Less than fifteen minutes later, a cluster of small boats were swaying up and down with the waves, just outside of the Admiral’s fort.
Javelin had at first been a bit nervous for Raven; she had required several attempts just to get her boat going, and even more tries before managing to steer it out of the harbor. However, there had been no traces of her portrayed frustration in her transferred emotions and, just before they parted ways to their assigned positions, Raven had even given him a quick wink. Whatever doubts he had, disappeared in that moment.
So, no longer worried, Javelin instead soaked in the almost palpable excitement in the air.
“I’ve really missed this!” he thought and gazed out over the gathered vessels.
Counting his own, their were twenty boats present, spread out evenly in a neat grid. The vessels were truly small, just large enough to barely fit one seated person, and their proportions were a lot more short-nosed than usual.
Apart from their compact and sail-less hulls, each boat only contained three crystal orbs, ranging in size from a plum to a cantaloupe. The largest orb was placed in the center – where one would normally expect to find the steering wheel – and it was by pouring spirit essence into that orb that the boats were both powered and steered.
As Javelin made note of who and where all the participants were, the boats smallest orb started glowing and his father’s familiar voice filled the air.
“Attention! Today’s skirmish is a double-pronged free-for-all; last remaining, unmarked boat wins, but, as long as more than three people remain, at least two boats must attack in unison to mark another boat.”

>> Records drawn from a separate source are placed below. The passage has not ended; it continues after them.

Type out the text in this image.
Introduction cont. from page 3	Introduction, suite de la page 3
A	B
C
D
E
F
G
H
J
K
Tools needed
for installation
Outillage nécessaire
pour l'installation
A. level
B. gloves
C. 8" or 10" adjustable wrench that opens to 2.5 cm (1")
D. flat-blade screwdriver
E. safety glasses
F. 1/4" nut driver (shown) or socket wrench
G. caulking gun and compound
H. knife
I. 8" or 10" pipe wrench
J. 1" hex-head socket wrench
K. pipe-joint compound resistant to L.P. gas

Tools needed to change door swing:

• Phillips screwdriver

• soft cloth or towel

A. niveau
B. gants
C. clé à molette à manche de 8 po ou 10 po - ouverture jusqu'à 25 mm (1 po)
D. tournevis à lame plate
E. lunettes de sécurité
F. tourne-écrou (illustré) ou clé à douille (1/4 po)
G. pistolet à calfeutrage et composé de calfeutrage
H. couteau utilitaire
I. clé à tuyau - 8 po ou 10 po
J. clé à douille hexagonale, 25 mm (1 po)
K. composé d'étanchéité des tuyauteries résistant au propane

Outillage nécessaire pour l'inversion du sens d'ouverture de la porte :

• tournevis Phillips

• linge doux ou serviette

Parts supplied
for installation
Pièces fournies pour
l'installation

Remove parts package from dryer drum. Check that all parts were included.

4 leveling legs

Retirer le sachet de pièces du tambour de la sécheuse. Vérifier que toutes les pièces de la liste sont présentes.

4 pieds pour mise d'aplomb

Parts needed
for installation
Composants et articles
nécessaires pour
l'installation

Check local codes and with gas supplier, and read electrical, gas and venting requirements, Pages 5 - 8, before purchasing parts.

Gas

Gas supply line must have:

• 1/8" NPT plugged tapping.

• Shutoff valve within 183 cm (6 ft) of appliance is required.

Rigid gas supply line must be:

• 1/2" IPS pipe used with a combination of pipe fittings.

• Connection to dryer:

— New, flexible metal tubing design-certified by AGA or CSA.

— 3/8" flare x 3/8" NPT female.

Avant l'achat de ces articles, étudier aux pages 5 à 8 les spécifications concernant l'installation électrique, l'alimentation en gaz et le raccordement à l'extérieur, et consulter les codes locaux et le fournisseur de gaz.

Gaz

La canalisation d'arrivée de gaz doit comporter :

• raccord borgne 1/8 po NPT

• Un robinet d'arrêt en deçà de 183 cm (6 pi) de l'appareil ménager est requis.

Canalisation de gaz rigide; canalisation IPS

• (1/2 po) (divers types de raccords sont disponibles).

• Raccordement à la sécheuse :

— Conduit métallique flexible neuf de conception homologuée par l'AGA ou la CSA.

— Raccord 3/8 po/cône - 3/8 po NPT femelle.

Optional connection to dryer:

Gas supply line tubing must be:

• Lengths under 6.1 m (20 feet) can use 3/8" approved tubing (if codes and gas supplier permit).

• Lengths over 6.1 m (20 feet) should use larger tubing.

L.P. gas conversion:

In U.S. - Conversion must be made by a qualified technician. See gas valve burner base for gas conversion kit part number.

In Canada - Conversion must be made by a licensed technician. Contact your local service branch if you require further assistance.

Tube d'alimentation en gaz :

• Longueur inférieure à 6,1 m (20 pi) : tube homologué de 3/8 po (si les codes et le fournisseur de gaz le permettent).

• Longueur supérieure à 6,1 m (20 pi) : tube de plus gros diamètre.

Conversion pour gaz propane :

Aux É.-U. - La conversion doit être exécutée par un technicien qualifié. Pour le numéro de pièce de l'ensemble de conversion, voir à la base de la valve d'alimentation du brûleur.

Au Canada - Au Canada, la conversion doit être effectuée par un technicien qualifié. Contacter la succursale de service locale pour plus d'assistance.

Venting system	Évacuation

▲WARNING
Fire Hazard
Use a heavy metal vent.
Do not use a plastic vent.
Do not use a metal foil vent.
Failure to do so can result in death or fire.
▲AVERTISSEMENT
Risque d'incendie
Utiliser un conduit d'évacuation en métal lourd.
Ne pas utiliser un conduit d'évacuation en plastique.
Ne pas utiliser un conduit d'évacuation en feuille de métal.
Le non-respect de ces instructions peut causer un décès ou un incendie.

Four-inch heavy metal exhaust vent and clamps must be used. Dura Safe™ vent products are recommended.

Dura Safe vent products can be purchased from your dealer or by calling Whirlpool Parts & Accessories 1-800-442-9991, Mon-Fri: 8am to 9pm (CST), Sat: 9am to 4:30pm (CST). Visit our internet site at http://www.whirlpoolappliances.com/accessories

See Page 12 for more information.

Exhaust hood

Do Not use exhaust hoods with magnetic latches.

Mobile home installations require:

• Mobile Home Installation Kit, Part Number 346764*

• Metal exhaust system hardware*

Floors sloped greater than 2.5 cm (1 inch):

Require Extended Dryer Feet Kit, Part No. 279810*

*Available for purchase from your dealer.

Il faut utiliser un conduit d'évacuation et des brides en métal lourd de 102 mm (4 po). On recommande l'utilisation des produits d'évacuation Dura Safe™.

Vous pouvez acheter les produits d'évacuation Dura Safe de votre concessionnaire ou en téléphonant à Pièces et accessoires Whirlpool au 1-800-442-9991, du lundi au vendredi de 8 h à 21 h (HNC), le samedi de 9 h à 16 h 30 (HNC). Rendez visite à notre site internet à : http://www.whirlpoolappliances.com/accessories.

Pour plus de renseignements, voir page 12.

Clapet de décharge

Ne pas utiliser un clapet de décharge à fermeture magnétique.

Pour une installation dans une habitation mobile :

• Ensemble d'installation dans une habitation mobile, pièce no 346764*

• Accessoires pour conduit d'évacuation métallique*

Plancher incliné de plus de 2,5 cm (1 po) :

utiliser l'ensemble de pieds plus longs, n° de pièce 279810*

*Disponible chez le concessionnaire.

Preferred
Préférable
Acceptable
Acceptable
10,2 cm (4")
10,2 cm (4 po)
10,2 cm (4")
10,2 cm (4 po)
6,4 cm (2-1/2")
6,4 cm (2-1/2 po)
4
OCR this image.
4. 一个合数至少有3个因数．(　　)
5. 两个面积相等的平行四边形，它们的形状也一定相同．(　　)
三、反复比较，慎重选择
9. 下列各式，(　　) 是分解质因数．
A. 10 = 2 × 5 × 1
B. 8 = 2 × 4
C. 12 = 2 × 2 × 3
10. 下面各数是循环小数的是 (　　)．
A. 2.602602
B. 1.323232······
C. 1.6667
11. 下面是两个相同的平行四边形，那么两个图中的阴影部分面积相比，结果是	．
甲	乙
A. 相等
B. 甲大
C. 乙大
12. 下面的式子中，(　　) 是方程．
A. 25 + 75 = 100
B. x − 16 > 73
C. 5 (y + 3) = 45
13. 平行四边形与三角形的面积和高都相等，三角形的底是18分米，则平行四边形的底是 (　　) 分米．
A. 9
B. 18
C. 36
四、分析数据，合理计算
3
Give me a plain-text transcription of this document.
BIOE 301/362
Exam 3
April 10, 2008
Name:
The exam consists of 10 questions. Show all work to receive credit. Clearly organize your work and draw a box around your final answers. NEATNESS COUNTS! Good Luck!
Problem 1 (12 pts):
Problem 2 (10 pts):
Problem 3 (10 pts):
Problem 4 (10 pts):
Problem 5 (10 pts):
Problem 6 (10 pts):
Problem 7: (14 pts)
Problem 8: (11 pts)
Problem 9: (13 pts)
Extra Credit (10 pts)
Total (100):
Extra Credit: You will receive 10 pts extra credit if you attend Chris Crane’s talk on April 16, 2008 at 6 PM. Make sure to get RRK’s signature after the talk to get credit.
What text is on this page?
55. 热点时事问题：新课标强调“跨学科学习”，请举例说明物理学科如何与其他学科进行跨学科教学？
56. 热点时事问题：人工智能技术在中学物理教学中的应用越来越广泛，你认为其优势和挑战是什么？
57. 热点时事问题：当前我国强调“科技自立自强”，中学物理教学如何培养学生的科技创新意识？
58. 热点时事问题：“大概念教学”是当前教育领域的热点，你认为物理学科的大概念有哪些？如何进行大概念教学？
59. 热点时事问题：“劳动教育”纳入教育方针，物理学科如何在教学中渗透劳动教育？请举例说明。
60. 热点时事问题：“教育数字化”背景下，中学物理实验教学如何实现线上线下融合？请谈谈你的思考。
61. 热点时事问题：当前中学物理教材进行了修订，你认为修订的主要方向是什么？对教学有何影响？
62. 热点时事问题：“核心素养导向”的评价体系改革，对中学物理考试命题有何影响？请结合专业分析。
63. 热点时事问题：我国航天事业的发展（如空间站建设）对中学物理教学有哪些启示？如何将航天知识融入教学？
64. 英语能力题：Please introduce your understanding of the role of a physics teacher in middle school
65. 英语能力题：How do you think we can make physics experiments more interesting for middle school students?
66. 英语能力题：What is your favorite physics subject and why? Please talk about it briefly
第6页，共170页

Javelin was surprised; free-for-all skirmishes weren’t rare, but the double attackers were. He couldn’t help but glance in Raven’s direction.
“Interesting,” commented Hoatzin while he soared through the air high above all the boats. “Will people form alliances?”
Javelin shook his head.“Working in set pairs won’t be flexible enough when so many boats are participating. Then again, that is under the assumption that there is no communication between the boats. . . .”
“Then . . ?”
“Let’s just see what happens,” interrupted Raven, sounding a bit coy.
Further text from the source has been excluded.